If tires were covered by car insurance, then price wouldn’t matter. We’d buy the very best new tires the insurance plan would pay for, as often and as soon as the insurance would allow. Tire stores would compete for our business based on these factors alone, rather than price and quality, and prices would increase.

That’s how a lot of routine medicine operates. A recent British Medical Journal analysis of routine, uncomplicated baby deliveries in California revealed prices ranging from $3,300 to more than $37,000. Generally speaking, the new mother got no benefit from using the best combination of price and quality, within that huge price range. When a baby was delivered for the $3,300 price, the parents likely didn’t get to keep the thousands of dollars saved in an account reserved for their future health-care needs. Without a personal incentive to pick the best combination of quality and price, few parents bothered to engage that process.
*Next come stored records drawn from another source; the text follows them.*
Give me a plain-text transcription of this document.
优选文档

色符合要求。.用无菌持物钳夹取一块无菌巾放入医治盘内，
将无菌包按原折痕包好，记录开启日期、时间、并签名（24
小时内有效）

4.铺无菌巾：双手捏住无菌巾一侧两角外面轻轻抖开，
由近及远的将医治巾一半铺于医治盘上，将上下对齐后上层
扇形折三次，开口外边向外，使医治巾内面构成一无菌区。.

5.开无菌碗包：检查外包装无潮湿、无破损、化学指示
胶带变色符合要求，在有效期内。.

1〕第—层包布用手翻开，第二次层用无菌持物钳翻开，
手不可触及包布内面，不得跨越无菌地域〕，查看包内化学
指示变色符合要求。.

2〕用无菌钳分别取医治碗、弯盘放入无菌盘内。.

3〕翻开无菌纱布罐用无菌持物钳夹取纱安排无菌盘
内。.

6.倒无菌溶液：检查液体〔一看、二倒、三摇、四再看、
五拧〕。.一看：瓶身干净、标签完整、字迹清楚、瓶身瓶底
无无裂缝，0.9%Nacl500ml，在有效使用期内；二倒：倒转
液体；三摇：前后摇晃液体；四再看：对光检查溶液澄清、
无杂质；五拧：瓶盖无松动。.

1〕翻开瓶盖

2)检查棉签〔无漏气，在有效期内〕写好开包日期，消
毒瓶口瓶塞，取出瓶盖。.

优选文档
Consider for comparison laser eye surgery, which is mostly paid for out-of-pocket. As with the tire example, patients shop around for the laser eye surgery that fits their needs and their pocketbook. Prices are kept under control.

Ideally, rather than forking over that $17,000 annual premium to an insurance company, families should be permitted to purchase much lower cost “catastrophic” insurance to protect them against unusual, expensive injuries and illnesses. Real insurance would permit them to keep the thousands in savings so as to frugally shop for their routine medical care, and to invest more in staying healthy.

This is similar to “collision only” car insurance that covers only against catastrophic accidents, but our laws don’t allow most health insurance consumers to have this option. Without it, many on fixed incomes forgo health insurance altogether, putting them at risk of ruin if catastrophe hits.

The dozens of regulatory and tax code distortions that put intermediaries between customers and their health care and distort health insurance into something that really isn’t insurance should be eliminated. A true consumer-based market would emerge that would bring down the price of both health care and insurance premiums.

As the talking lizard on TV demonstrates, dozens of car insurance companies fiercely compete with each other to offer us better services and prices. But there are only five health-insurance companies, limiting competition and driving up prices. Highly restrictive regulations that prevent new health insurers from competing in the market should be lifted.

To make health care truly affordable, we must recognize and address the fact that what we have had for decades is not really insurance. Our policymakers could drop our health-care costs dramatically by taking the successful principles behind auto insurance and applying them to health insurance.

Richard L. Jackson is Chairman and CEO of Jackson Healthcare. Stephen B. Bonner is a Member of the Board of Directors of Cancer Treatment Centers of America, a national network of hospitals that focus on complex and advanced stage cancer. Both are members of the Job Creators Network.